Hardly the words of a shrewd spin doctor.

When the other shoe dropped on Kilpatrick, Detroiters wanted him in jail. When I read all this about Sanford, I wanted to give him a hug and a Morrissey album.

Even his adulterous correspondence is more Browning than de Sade. E-mails, text messages and phone transcripts obtained by the press are often great sources of lurid hilarity (see: Foley, Mark). But Sanford's e-mails read like confiscated love notes in 10th-grade honors English. "In the meantime, please sleep soundly knowing that despite the best efforts of my head, my heart cries out for you, your voice, your body, the touch of your lips, the touch of your finger tips and an even deeper connection to your soul," he wrote to Maria in an e-mail dated July 10, 2008.
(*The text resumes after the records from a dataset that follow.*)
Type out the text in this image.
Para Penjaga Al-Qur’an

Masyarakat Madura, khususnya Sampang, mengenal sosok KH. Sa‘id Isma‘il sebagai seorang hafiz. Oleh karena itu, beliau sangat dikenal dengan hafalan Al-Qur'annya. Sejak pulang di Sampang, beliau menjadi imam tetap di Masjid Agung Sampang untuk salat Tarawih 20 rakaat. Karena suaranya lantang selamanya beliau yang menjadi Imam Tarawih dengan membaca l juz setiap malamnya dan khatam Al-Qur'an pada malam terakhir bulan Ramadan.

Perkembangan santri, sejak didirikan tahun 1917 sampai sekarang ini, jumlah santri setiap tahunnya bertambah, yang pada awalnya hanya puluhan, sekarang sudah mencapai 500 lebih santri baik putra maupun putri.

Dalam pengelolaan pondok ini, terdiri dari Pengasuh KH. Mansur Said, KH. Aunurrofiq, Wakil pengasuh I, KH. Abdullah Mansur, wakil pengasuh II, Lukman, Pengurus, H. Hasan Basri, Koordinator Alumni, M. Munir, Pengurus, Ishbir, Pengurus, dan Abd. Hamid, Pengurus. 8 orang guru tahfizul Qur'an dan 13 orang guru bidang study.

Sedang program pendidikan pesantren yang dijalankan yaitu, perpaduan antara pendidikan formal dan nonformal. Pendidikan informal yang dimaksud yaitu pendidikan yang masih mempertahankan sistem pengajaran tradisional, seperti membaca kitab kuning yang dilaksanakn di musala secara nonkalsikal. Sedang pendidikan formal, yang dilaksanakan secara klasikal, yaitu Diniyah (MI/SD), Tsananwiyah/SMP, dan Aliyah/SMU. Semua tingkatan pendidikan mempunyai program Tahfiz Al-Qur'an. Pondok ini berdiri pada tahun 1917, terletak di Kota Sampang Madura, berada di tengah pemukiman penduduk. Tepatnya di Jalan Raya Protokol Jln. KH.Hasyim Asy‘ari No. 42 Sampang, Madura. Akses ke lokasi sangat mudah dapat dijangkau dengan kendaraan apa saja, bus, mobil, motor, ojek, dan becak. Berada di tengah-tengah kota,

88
All of this was, predictably, not well-received by the public or Sanford's Republican colleagues. He has been called to resign and has already stepped down from his post as head of the Republican Governors Association. TV commentators have questioned his sanity because, apparently, a man expressing his love for a woman is a sign of mental instability. It would be saner, I suppose, if he kept up the quasi-misogynist tradition of painting the other woman as Salomé, as an evil temptress who tricked a noble king.

We can all agree that, generally, cheating on your wife is bad. Lying to your staff and constituents - also bad. But when we judge Sanford, let's not put his actions in the context of other marriages, of other governors or of other adults, even. This is not a crass man, deluded after years in power, with a marriage of convenience and a hulking ego. This is an emotionally fragile adolescent, a guy who was once respected and happily married, but who went to another country and met a woman - the type of woman he didn't know existed - and then fell wholly, bizarrely in love with her. He finally got the nerve to talk to the pretty girl in homeroom, only to remember that he was going to prom with somebody else.

He has neither Clinton's prodigious libido, Edwards' inflated sense of self-worth nor Eliot Spitzer's emotional detachment. Instead, he's got a 16-year-old's understanding of love and commitment, and, try as I may, I just can't demonize him for that.